Many states have enacted “slayer statutes” which prevent an individual responsible for the death of another to benefit from his or her crime.
So what happens when a beneficiary kills a plan participant? ERISA requires the plan to follow the plan terms and pay the murderer beneficiary. The state statute forbids the beneficiary from capitalizing on his or her bad act.
Litigation on Preemption
The Supreme Court has yet to decide the issue of preemption in the context of state slayer statutes. The closest Supreme Court decision available may be Egelhoff v. Egelhoff. In Egelhoff, a husband had designated his wife as his beneficiary and later divorced. After the divorce, Mr. Engelhoff died without a will. His children filed suit claiming that the designation should be invalid based on a state statute nullifying a spousal beneficiary designation in an employee benefit plan upon divorce. Citing to ERISA’s goal of uniform plan administration, the Supreme Court found that the state law is preempted and the beneficiary designation to the now former spouse is valid.
On the flip side, a recent Seventh Circuit decision analyzes the state slayer statute preemption issue directly. In Laborers’ Pension Fund v. Miscevic, a plan participant was killed by his wife who was determined to be legally insane at the time of the killing. The plan filed an interpleader action asking the court to determine the appropriate party to receive the benefit. The wife argued for ERISA preemption (meaning she’s the proper beneficiary). The husband’s estate argued that the state statute should not be preempted (meaning the minor children are the proper beneficiaries). Ultimately, the Seventh Circuit found that the slayer statute is rooted in domestic relations law and therefore is not preempted by ERISA.
WAPATD – What’s A Plan Administrator To Do?
A plan administrator can file an interpleader action and ask the court to determine the proper beneficiary (as was done in the Miscevic case). Of course, filing an action in federal court is not without cost, but should result in payment to the proper beneficiary.
Instead, a plan administrator can require the beneficiary determined by the plan administrator in accordance with the terms of the plan (the deemed beneficiary) to indemnify the plan if a court later determines that the plan administrator got it wrong. This doesn’t sound like a great option because it requires the deemed beneficiary to still have the funds at the time a court makes a different determination and it may require the plan administrator to take costly legal action against the deemed beneficiary.
WWTSCD – What Would the Supreme Court Do?
There is no way to know whether the Supreme Court would determine that a state slayer statute is preempted in the case of a retirement plan beneficiary issue.
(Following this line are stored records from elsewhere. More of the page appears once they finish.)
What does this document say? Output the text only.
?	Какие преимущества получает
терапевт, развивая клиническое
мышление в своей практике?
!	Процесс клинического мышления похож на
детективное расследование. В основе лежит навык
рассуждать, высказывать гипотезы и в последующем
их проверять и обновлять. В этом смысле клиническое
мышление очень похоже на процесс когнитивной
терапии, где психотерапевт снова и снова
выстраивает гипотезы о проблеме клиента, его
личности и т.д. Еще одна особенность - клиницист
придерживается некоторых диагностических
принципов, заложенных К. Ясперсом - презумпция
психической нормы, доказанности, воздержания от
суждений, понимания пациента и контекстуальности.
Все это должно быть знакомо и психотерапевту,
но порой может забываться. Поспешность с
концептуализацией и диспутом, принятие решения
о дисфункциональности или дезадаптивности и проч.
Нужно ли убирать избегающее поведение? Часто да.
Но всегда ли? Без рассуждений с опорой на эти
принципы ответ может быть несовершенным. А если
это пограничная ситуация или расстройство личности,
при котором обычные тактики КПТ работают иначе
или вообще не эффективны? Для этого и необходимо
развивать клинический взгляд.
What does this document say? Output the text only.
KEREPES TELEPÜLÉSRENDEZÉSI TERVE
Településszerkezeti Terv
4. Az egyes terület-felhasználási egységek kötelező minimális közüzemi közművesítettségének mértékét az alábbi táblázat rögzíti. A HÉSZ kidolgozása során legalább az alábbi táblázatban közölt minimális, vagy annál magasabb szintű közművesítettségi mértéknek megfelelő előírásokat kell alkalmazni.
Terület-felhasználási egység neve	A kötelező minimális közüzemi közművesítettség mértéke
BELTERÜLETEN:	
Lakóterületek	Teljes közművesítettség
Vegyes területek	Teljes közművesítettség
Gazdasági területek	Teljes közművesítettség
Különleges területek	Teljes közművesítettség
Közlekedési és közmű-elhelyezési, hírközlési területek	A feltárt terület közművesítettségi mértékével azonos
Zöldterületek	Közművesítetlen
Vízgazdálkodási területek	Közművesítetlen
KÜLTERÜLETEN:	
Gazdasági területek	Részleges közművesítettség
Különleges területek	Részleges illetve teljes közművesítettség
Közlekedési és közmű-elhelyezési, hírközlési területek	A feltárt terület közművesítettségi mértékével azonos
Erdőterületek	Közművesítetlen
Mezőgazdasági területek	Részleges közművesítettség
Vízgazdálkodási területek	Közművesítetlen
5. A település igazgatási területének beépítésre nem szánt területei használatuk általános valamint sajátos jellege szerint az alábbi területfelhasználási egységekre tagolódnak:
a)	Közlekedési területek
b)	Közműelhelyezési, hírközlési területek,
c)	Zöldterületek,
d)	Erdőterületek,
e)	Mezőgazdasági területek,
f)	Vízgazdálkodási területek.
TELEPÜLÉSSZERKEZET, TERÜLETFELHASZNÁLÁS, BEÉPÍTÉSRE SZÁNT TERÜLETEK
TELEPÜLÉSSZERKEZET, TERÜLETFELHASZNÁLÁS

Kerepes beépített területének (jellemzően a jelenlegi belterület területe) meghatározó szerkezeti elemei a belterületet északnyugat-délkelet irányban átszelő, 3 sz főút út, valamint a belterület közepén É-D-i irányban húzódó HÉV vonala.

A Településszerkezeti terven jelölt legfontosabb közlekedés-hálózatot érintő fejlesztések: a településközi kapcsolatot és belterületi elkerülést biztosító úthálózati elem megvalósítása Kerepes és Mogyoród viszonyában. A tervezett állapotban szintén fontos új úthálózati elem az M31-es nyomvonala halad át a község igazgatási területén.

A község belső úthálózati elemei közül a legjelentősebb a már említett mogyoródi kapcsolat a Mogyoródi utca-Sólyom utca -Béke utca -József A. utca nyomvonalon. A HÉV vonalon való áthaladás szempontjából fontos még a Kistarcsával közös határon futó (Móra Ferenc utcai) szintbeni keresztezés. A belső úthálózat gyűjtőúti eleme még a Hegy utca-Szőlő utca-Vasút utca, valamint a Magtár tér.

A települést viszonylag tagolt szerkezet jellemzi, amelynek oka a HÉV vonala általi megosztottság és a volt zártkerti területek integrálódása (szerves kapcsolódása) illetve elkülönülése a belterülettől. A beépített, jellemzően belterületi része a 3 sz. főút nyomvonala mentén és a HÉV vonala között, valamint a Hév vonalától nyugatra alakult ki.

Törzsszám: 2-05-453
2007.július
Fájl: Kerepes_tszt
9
However, it is hard to imagine the Supreme Court ruling that ERISA provides a loophole to allow a beneficiary who murders a plan participant to receive plan benefits.
A number of federal district courts have upheld state slayer statutes when determining proper beneficiaries under retirement plans, much like the Miscevic decision. However, until further guidance is available, plan administrators should carefully analyze the circumstances of each situation to ensure that a murdered plan participant’s benefit ends up in the right hands.